HUKUKUN GÜNCEL MESELELERİ ERZİNCAN SEMPOZYUMU, Erzincan, Türkiye, 10 - 13 Şubat 2022, ss.241-252
Türk Medeni Kanunu’nun 1007. maddesinde devletin tapu sicilinin tutulması sebebiyle
meydana gelen zararlardan kusursuz sorumluluğu düzenlenmiştir. Doktrinde, tapu sicil
memurları tarafından taşınmazlarla ilgili düzenlenen resmi senetlerdeki yanlışlıkların sicil
tutma kapsamında yer almadığı kabul edilmektedir. Türk Medeni Kanunu’nun 1015.
maddesinde ise, tapu sicilinde tasarruf işlemleri için hukuki sebebin ve tasarruf yetkisinin
belgelenmesi gerektiği kabul edilmiş ve hükmün üçüncü fıkrasında işlemi gerçekleştiren tapu
memurunun hukuki sebebe ilişkin yalnız şekli inceleme yapacağı düzenlenmiştir. Dolayısıyla
tapu memurunun resmi senedin maddi hukuka uygunluğuna ilişkin bir inceleme yükümlülüğü
söz konusu değildir. Bu durumun bir sonucu olarak kanunun emredici hükümlerine aykırı bir
sözleşme sebebiyle devletin sorumluluğuna gidilemeyecektir. Benzer şekilde Yargıtay 20.
Hukuk Dairesi, T. 22.12.2016, E. 2015/6344, K. 2016/12459 sayılı kararında, geçersiz
sözleşmeye dayanan tescil işleminde sözleşmeyi akdeden tarafın kanunu bilmemesinin
mazeret sayılamayacağı gerekçesiyle devletin sorumluluğuna başvuramayacağını kabul
etmiştir. Kanaatimizce, hukuki işlemin geçersiz olduğu her durumda devletin
sorumluluğunun kabul edilmesi hukuki sebebin esasına ilişkin bir araştırma yükümlülüğü
anlamına gelecektir ki bunun TMK m. 1015’e aykırı olacağı açıktır.

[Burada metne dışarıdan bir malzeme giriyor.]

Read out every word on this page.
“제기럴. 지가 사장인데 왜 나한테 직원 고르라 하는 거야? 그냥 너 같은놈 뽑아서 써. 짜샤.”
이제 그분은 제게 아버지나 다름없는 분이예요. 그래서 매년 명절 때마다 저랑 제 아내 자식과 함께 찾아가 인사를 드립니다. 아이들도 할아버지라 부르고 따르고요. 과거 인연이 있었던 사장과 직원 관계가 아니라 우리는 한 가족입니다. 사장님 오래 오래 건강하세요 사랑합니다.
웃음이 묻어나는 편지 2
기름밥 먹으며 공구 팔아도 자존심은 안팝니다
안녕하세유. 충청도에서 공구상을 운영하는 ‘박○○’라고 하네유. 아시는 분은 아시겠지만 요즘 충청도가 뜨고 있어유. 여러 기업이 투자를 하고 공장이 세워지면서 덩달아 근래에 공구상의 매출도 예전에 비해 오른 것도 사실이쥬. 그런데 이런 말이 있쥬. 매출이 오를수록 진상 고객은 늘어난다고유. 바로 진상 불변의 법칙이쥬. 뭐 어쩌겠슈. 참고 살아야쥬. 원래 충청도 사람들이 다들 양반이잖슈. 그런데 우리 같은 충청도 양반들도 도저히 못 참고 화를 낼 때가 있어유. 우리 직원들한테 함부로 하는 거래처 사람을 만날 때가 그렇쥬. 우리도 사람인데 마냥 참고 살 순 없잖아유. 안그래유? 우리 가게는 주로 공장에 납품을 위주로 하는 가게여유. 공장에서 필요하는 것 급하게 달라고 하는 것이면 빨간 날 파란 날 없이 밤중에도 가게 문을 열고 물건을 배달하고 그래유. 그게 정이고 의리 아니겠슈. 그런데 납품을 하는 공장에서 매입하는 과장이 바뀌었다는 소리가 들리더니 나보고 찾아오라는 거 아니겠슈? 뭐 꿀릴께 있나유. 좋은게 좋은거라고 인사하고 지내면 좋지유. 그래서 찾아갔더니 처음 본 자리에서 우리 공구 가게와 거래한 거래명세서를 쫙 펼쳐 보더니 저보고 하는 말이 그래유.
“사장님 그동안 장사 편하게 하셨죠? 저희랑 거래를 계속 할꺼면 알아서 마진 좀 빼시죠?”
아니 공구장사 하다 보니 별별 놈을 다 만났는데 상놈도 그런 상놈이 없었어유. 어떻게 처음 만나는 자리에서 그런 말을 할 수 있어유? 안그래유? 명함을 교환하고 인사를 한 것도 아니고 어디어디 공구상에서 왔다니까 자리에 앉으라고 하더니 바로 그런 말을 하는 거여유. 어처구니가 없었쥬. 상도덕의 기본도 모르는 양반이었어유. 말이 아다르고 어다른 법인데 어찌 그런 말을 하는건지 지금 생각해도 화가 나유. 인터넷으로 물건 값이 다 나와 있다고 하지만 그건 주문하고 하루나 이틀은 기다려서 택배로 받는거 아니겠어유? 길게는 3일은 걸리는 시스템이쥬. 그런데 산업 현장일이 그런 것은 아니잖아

Bununla birlikte, resmi
senedin emredici hükümlere aykırılık sebebiyle hukuka aykırı olduğu kimi durumların da
tapu sicilinin tutulması dışında değerlendirilmesi devletin sorumluluğunu gereğinden fazla
daraltacaktır. Çalışmada, anılan Yargıtay kararı çerçevesinde emredici hükümlere aykırı
sözleşmelerin tapu sicilinin tutulması kapsamında olup olmadığı incelenmiştir.